Fifty face shields sit in a box, ready to ship from Pac Team at the factory at 4447 W. Armitage Ave. on the Northwest Side, Tuesday afternoon, March 31, 2020.

Fifty face shields sit in a box, ready to ship from Pac Team at the factory at 4447 W. Armitage Ave. on the Northwest Side, Tuesday afternoon, March 31, 2020.

Ashlee Rezin Garcia/Sun-Times

Zuckerman said he’s charging $8.98 per mask, more than double what they might cost imported from China. But he said it’s what he needs to cover costs and he’d donate some to hospitals to get feedback on the design. “Our goal was to keep people working without having to implement salary reductions and streamline operations and put people on unemployment,” he said.

“This is not meant to be a moneymaker so we could go on vacation. This is to keep everyone working.”

A state official involved with the COVID-19 response invited Zuckerman and businesses that can produce needed equipment to email covid.procurement@illinois.gov but otherwise had no comment on the lack of response to Pac Team. Andrew Buchanan, a spokesman for the city’s Health Department, said a city official would be in touch with the company.

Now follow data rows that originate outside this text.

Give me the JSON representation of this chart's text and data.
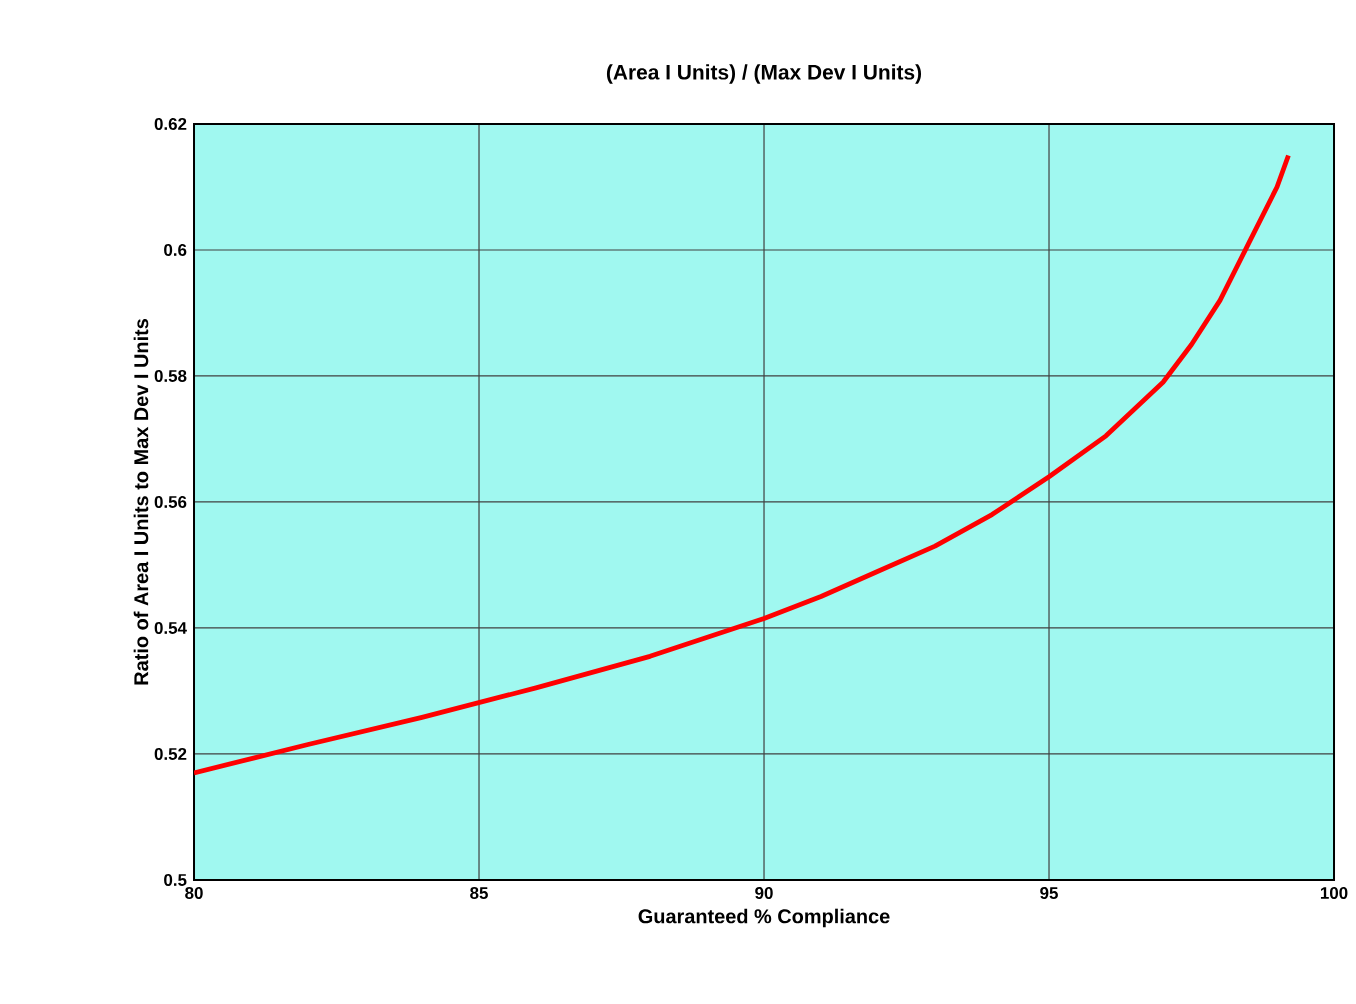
{
  "chart_data": {
    "type": "line",
    "title": "(Area I Units) / (Max Dev I Units)",
    "xlabel": "Guaranteed % Compliance",
    "ylabel": "Ratio of Area I Units to Max Dev I Units",
    "x": [
      80,
      82,
      84,
      86,
      88,
      90,
      91,
      92,
      93,
      94,
      95,
      96,
      97,
      97.5,
      98,
      98.5,
      99,
      99.2
    ],
    "series": [
      {
        "color": "#ff0000",
        "values": [
          0.517,
          0.5215,
          0.5258,
          0.5305,
          0.5355,
          0.5415,
          0.545,
          0.549,
          0.553,
          0.558,
          0.564,
          0.5705,
          0.579,
          0.585,
          0.592,
          0.601,
          0.61,
          0.615
        ]
      }
    ],
    "xlim": [
      80,
      100
    ],
    "ylim": [
      0.5,
      0.62
    ],
    "xticks": [
      80,
      85,
      90,
      95,
      100
    ],
    "yticks": [
      0.5,
      0.52,
      0.54,
      0.56,
      0.58,
      0.6,
      0.62
    ],
    "grid": true,
    "marker": "none",
    "line_style": "solid"
  }
}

The work has kept a staff of about 10 on the job at 4447 W. Armitage Ave. while keeping appropriate social distances They include carpenters, cabinet makers and painters. Pac Team has an office in Paramus, New Jersey, but is part of a Swiss-based company that’s been around since 1949.

Eric Zuckerman, president, Pac Team Group

Eric Zuckerman, president, Pac Team Group

Provided

Zuckerman’s factory is in the 36th Ward of Ald. Gilbert Villegas, who has been in touch with Zuckerman via Twitter and connected him to city and state offices. “What this pandemic has shown is we need to start doing manufacturing in the United States again,” Villegas said.

He said the higher price of the shields compared to those from China should not be a deterrent. “We need to factor everything into that price, like the price of the folks involved in the manufacturing not getting on unemployment and not buying things,” the alderman said.

Zuckerman said he has applied to have his shields certified under a manufacturing standard for eye and face protection. He said the product is listed with the Food and Drug Administration. The shields are designed to be worn with masks and can provide extra protection for workers in nursing homes, grocery stores and pharmacies in addition to hospitals.

Pac Team has manufacturing sites in Europe and China that it has converted to produce N95 masks, face shields, gloves, gowns and other products for local demand. A facility in China can produce 30,000 face shields a week, but Zuckerman said sending any here can be difficult because some importers promise more than they have the contacts to deliver.

If there are no local buyers for his shields, Zuckerman said he’ll have to look elsewhere. “We can only keep working so long just to make a stockpile,” he said.